Hablé el pasado jueves del rescate expositivo del gran ilustrador Carlos Sáenz de Tejada. Hoy entro en la escena. Nada mejor para comprobar las cualidades de un actor que poder comparar su trabajo en el cine y en el teatro. Es una buena oportunidad ver a Viggo Mortensen en la película Un método peligroso, y verle a él en carne y hueso (muy bien puestos ambos) sobre un escenario madrileño. En el film, su caracterización de Freud (para la que hubo de ganar peso y canas, variar con lentillas el color de sus ojos y someterse a «otra» nariz) es impecable, transmitiendo una convicente imagen del padre del psicoanálisis a lo largo de una trama tensa, con valiosos compañeros de reparto. En las Naves del Español, en el antiguo Matadero de Madrid, Mortensen recupera su excelente físico real y, hablando un correcto castellano/argentino, cumple con brío un papel nada fácil, enfrentado nada menos que a la magnífica Carme Elías, en la tremenda obra de Ariel Dorfman Purgatorio. Viggo Mortensen rubrica su talla de actor en ambas facetas. Y además es muy atractivo.

Atractivos no han faltado en mis jornadas matritenses, aunque de otra índole. La exposición estrella, con las correspondientes colas en el Prado, es «Tesoros del Hermitage», una imponente selección de las obras acumuladas en el museo ruso, algunas de las cuales no es la primera vez que vienen a España. Es curiosa la ausencia de menciones (al menos en mis noticias) respecto a una ocasión anterior, que ofreció en el Palacio de Cristal del Retiro una exposición con el mismo título que la actual. Su contenido era mucho más pequeño, pero en 1981, cuando San Petersburgo todavía se llamaba Leningrado, el intercambio producido con el Museo del Prado supuso una avanzadilla cultural que me extraña que no se haya resaltado esta segunda vez. Admiré entonces, y he vuelto a admirar varios lienzos, ahora unidos a la extensa serie de obras que van desde Caravaggio y Velázquez a Picasso y Kandinsky.

Lástima que las avalanchas que se extasían ante los jarrones de malaquita y las joyas fastuosas del palacio de los zares no hayan apreciado una de las exposiciones más importantes, en el Centro Conde Duque. Allí se exhiben —y ésta sí que es la primera vez que llegan a España— muy significativas obras de Marino Marini, justamente considerado uno de los grandes escultores del siglo XX junto a Henry Moore, Giacometti y Julio González. Para mí, revisar la penetrante plasticidad expresionista de Marini, tanto en sus esculturas como en sus dibujos y pinturas, tras haberle admirado años atrás en Florencia, ha sido un inesperado goce.

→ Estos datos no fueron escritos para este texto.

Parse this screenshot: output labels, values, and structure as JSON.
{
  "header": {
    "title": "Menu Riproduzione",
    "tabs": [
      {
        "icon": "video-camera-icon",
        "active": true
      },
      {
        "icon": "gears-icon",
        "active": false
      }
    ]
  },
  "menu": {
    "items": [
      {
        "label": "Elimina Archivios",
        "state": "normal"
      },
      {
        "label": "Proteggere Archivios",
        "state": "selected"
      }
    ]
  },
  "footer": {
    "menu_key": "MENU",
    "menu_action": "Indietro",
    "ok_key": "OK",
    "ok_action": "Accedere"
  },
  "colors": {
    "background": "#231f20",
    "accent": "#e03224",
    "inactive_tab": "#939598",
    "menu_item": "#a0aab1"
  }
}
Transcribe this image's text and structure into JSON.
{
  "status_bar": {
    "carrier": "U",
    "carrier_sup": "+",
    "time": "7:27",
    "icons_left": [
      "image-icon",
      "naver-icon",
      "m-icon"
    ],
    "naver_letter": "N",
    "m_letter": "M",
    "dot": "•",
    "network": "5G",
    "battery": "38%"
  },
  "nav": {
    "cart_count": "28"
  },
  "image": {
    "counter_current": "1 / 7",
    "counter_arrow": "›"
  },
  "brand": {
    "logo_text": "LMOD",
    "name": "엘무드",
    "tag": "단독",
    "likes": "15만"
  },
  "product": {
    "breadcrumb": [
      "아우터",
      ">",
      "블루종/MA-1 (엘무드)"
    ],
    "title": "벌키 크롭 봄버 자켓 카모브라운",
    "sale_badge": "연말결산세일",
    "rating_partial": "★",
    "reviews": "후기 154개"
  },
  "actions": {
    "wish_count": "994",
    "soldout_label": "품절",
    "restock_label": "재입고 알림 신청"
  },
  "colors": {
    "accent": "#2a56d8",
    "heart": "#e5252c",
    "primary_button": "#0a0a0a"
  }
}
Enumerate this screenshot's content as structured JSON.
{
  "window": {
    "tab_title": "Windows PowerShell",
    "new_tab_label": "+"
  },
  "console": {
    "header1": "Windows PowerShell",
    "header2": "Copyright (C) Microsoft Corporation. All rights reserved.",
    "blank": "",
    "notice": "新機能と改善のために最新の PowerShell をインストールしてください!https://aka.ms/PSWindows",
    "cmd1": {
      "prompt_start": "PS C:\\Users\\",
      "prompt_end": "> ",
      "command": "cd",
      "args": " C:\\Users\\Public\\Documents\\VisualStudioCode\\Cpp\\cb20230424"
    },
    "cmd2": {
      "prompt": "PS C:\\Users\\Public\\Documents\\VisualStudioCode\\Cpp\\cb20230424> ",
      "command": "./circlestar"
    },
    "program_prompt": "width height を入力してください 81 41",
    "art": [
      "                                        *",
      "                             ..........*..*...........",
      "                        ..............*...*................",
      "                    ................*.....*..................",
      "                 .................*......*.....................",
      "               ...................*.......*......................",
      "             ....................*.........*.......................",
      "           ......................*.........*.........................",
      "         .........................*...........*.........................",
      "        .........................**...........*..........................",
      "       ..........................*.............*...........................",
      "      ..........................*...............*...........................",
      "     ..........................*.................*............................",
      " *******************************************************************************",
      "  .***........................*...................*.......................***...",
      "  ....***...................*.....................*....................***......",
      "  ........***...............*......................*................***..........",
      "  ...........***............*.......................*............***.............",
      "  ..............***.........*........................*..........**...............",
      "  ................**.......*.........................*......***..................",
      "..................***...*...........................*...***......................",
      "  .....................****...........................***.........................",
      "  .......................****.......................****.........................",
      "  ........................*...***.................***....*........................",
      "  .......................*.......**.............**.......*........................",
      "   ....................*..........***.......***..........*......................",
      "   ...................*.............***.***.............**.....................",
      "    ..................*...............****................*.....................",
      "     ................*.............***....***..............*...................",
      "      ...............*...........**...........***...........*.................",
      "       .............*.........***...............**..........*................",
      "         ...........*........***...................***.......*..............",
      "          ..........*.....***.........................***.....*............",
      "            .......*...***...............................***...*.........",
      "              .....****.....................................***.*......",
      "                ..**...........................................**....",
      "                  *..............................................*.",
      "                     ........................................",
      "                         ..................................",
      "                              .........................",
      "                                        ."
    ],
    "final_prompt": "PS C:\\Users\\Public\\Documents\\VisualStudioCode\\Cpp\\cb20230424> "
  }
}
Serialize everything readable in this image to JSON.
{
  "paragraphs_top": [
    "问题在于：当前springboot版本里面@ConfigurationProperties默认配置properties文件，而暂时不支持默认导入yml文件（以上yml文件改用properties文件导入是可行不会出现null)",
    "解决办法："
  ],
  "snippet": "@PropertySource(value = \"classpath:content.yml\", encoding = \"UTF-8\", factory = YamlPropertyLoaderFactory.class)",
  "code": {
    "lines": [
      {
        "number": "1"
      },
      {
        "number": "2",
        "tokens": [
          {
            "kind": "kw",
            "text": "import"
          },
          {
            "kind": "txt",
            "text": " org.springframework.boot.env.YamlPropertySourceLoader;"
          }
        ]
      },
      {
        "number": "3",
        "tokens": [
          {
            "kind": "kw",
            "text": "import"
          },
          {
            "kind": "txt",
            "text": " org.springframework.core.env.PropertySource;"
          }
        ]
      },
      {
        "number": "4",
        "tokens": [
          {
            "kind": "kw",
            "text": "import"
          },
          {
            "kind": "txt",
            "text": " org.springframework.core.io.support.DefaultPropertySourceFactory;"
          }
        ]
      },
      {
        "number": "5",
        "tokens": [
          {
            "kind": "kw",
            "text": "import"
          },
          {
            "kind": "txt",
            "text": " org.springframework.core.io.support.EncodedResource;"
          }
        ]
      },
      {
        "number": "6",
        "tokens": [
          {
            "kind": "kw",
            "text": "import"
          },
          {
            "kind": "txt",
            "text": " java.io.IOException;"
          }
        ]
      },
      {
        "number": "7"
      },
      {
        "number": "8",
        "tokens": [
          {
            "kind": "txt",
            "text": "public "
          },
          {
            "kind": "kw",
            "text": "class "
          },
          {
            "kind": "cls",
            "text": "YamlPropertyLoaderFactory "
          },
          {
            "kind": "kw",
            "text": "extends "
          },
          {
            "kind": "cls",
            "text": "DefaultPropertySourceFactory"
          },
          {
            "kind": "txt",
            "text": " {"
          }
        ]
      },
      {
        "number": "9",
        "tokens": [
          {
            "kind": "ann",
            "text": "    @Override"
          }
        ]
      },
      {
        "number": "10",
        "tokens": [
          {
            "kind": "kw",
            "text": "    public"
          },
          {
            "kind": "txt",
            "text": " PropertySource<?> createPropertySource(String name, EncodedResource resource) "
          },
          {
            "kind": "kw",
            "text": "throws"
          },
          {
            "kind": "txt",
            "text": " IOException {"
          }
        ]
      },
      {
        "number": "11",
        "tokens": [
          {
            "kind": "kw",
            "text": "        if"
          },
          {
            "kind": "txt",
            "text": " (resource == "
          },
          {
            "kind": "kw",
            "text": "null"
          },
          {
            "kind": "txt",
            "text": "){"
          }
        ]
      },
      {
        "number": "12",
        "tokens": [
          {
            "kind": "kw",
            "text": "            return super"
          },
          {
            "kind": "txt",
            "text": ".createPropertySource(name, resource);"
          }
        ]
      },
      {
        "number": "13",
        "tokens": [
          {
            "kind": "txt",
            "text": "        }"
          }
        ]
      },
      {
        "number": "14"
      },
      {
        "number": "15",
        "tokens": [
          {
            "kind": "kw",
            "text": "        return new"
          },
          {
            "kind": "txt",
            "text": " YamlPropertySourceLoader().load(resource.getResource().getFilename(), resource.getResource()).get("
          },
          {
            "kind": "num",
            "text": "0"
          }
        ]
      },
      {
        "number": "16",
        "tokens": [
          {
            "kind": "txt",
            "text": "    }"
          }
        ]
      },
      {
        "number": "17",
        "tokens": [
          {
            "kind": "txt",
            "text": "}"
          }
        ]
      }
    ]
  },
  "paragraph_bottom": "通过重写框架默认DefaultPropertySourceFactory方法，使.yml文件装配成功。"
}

Más gente, pero menos que en el Prado, ha visitado en el Museo Thyssen otra exposición, que es también la primera monográfica dedicada a Berthe Morisot, la excelente pintora impresionista que tuvo la suerte de vivir en el París decimonónico, todavía no muy proclive a aceptar las actividades femeninas, siendo admitida y valorada por artistas como Renoir, Degas, Monet y, por supuesto, Manet, con cuyo hermano Eugène estuvo casada. Del segundo plano al que el brillo de esos nombres la ha venido relegando, emerge poderosamente en el bello conjunto de obras, que suponen un encuentro delicioso con la pintora que se muestra a la altura de sus colegas coetáneos, y de la que dijo el escritor y periodista Octave Mirbeau: «Le bastan unas cuantas pinceladas y dos o tres toques de acuarela para emocionarnos.» Si van a Madrid, descubran a Berthe Morisot. Y, naturalmente, no se pierdan la exposición fragmentaria de Yves Saint Laurent, que yo visité completa el año pasado en París. Hablaremos de ella y, sobre todo, de él, uno de los auténticos genios de la alta costura.